Schalman v. Aquatic Recreational Mgt., Inc.
This text of 2021 NY Slip Op 00641 (Schalman v. Aquatic Recreational Mgt., Inc.) is published on Counsel Stack Legal Research, covering Appellate Division of the Supreme Court of the State of New York primary law. Counsel Stack provides free access to over 12 million legal documents including statutes, case law, regulations, and constitutions.
Opinion
| Schalman v Aquatic Recreational Mgt., Inc. |
| 2021 NY Slip Op 00641 |
| Decided on February 04, 2021 |
| Appellate Division, First Department |
| Published by New York State Law Reporting Bureau pursuant to Judiciary Law § 431. |
| This opinion is uncorrected and subject to revision before publication in the Official Reports. |
Decided and Entered: February 04, 2021
Before: Manzanet-Daniels, J.P., Singh, Kennedy, Mendez, JJ.
Index No. 160482/16 Appeal No. 13054 Case No. 2019-4315
v
Aquatic Recreational Management, Inc., et al., Defendants-Respondents, New York Aquatics, LLC, et al., Defendants.
Hasapidis Law Offices, South Salem (Annette G. Hasapidis of counsel), for appellants.
Kaufman Borgeest & Ryan LLP, Valhalla (Shannon Henderson of counsel), for Aquatic Recreational Management, Inc., respondent.
Dorf & Nelson, LLP, Rye (Stephanie K. McDougall of counsel), for Rose Associates, Inc., 300 East 85th Street Housing Corp. and 300 E. 85th Street Housing Corp., respondents.
Order, Supreme Court, New York County (Robert David Kalish, J.), entered April 4, 2019, which, to the extent appealed from, granted defendants Aquatic Recreational Management, Inc.'s and Rose Associates, Inc. and 300 East 85th Street Housing Corp.'s motions for summary judgment dismissing the complaint as against them, unanimously affirmed, without costs.
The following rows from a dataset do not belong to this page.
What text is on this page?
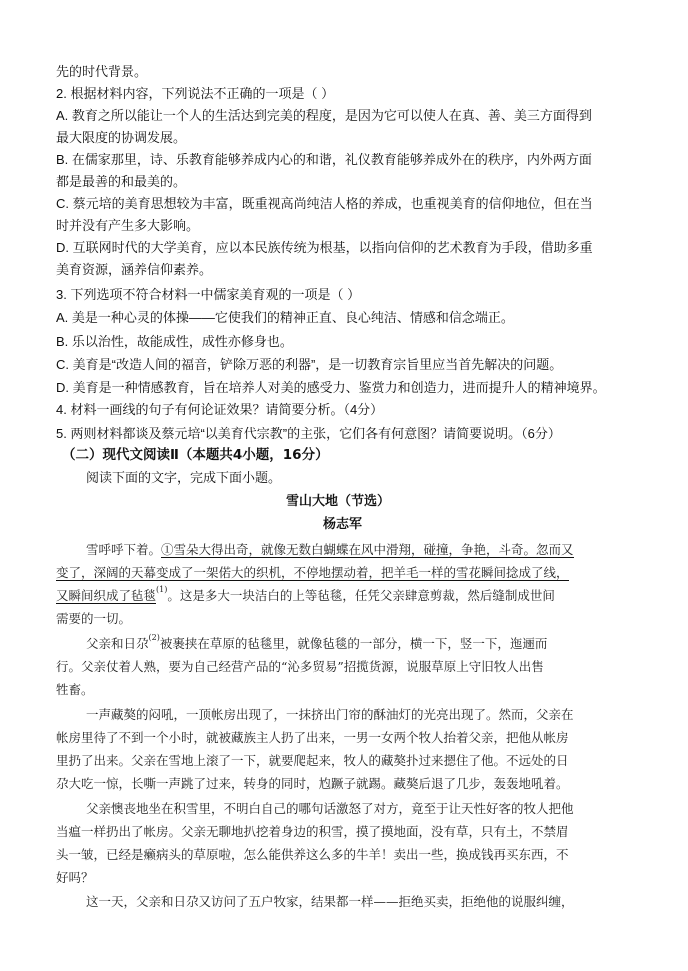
先的时代背景。
2. 根据材料内容，下列说法不正确的一项是（ ）
A. 教育之所以能让一个人的生活达到完美的程度，是因为它可以使人在真、善、美三方面得到
最大限度的协调发展。
B. 在儒家那里，诗、乐教育能够养成内心的和谐，礼仪教育能够养成外在的秩序，内外两方面
都是最善的和最美的。
C. 蔡元培的美育思想较为丰富，既重视高尚纯洁人格的养成，也重视美育的信仰地位，但在当
时并没有产生多大影响。
D. 互联网时代的大学美育，应以本民族传统为根基，以指向信仰的艺术教育为手段，借助多重
美育资源，涵养信仰素养。
3. 下列选项不符合材料一中儒家美育观的一项是（ ）
A. 美是一种心灵的体操——它使我们的精神正直、良心纯洁、情感和信念端正。
B. 乐以治性，故能成性，成性亦修身也。
C. 美育是“改造人间的福音，铲除万恶的利器”，是一切教育宗旨里应当首先解决的问题。
D. 美育是一种情感教育，旨在培养人对美的感受力、鉴赏力和创造力，进而提升人的精神境界。
4. 材料一画线的句子有何论证效果？请简要分析。（4分）
5. 两则材料都谈及蔡元培“以美育代宗教”的主张，它们各有何意图？请简要说明。（6分）
（二）现代文阅读Ⅱ（本题共4小题，16分）
阅读下面的文字，完成下面小题。
雪山大地（节选）
杨志军
雪呼呼下着。①雪朵大得出奇，就像无数白蝴蝶在风中滑翔，碰撞，争艳，斗奇。忽而又
变了，深阔的天幕变成了一架偌大的织机，不停地摆动着，把羊毛一样的雪花瞬间捻成了线，
又瞬间织成了毡毯$^{(1)}$。这是多大一块洁白的上等毡毯，任凭父亲肆意剪裁，然后缝制成世间
需要的一切。
父亲和日尕$^{(2)}$被裹挟在草原的毡毯里，就像毡毯的一部分，横一下，竖一下，迤逦而
行。父亲仗着人熟，要为自己经营产品的“沁多贸易”招揽货源，说服草原上守旧牧人出售
牲畜。
一声藏獒的闷吼，一顶帐房出现了，一抹挤出门帘的酥油灯的光亮出现了。然而，父亲在
帐房里待了不到一个小时，就被藏族主人扔了出来，一男一女两个牧人抬着父亲，把他从帐房
里扔了出来。父亲在雪地上滚了一下，就要爬起来，牧人的藏獒扑过来摁住了他。不远处的日
尕大吃一惊，长嘶一声跳了过来，转身的同时，尥蹶子就踢。藏獒后退了几步，轰轰地吼着。
父亲懊丧地坐在积雪里，不明白自己的哪句话激怒了对方，竟至于让天性好客的牧人把他
当瘟一样扔出了帐房。父亲无聊地扒挖着身边的积雪，摸了摸地面，没有草，只有土，不禁眉
头一皱，已经是癞病头的草原啦，怎么能供养这么多的牛羊！卖出一些，换成钱再买东西，不
好吗？
这一天，父亲和日尕又访问了五户牧家，结果都一样——拒绝买卖，拒绝他的说服纠缠，
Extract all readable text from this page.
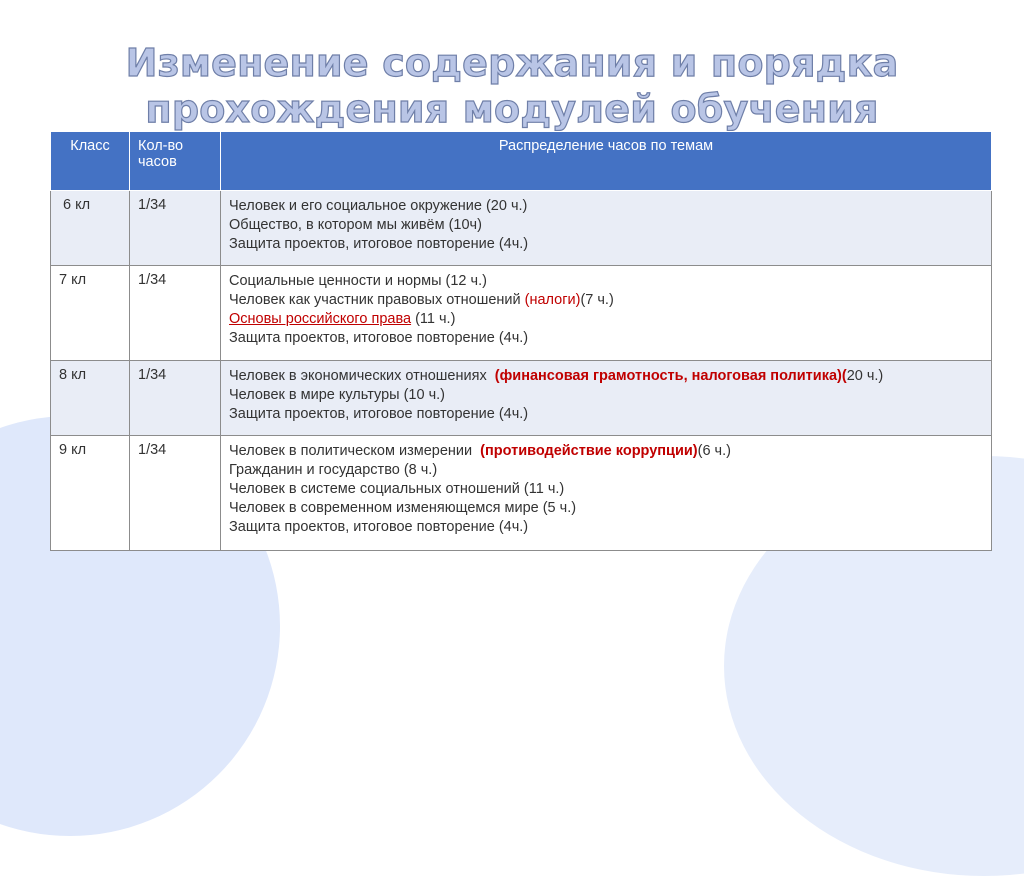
Изменение содержания и порядка
прохождения модулей обучения
Класс	Кол-во часов	Распределение часов по темам
6 кл	1/34	Человек и его социальное окружение (20 ч.)
Общество, в котором мы живём (10ч)
Защита проектов, итоговое повторение (4ч.)

7 кл	1/34	Социальные ценности и нормы (12 ч.)
Человек как участник правовых отношений (налоги)(7 ч.)
Основы российского права (11 ч.)
Защита проектов, итоговое повторение (4ч.)

8 кл	1/34	Человек в экономических отношениях  (финансовая грамотность, налоговая политика)(20 ч.)
Человек в мире культуры (10 ч.)
Защита проектов, итоговое повторение (4ч.)

9 кл	1/34	Человек в политическом измерении  (противодействие коррупции)(6 ч.)
Гражданин и государство (8 ч.)
Человек в системе социальных отношений (11 ч.)
Человек в современном изменяющемся мире (5 ч.)
Защита проектов, итоговое повторение (4ч.)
The motion court correctly determined that the duty of care owed to plaintiff's decedent by defendant Aquatic's lifeguard did not extend to anticipating and responding to a non-drowning emergency that arose from an undisclosed medical condition (see Hamilton v Beretta U.S.A. Corp., 96 NY2d 222, 232 [2001]; Williams v City of New York, 71 AD3d 1135 [2d Dept 2010]). Nor did the employees of defendants' owner and manager of the building owe the decedent a duty to recognize his emergency medical event and respond to it (see e.g. Sugarman v Equinox Holdings, Inc., 73 AD3d 654 [1st Dept 2010]; Jardine v Village of Rockville Ctr., 39 Misc 2d 334, 335 [Sup Ct, Kings County 1963]).
Moreover, any inattention on the part of the lifeguard was not a proximate cause of the decedent's unfortunate death (see Ohdan v City of New York, 268 AD2d 86, 89 [1st Dept 2000], lv denied 95 NY2d 769 [2000]). Although the various experts did not agree on whether he died due to a cardiac event or a glycemic event or a combination of the two, none of them disagreed with the New York City Medical Examiner's opinion that the decedent did not drown.
THIS CONSTITUTES THE DECISION AND ORDER OF THE SUPREME COURT, APPELLATE DIVISION, FIRST DEPARTMENT.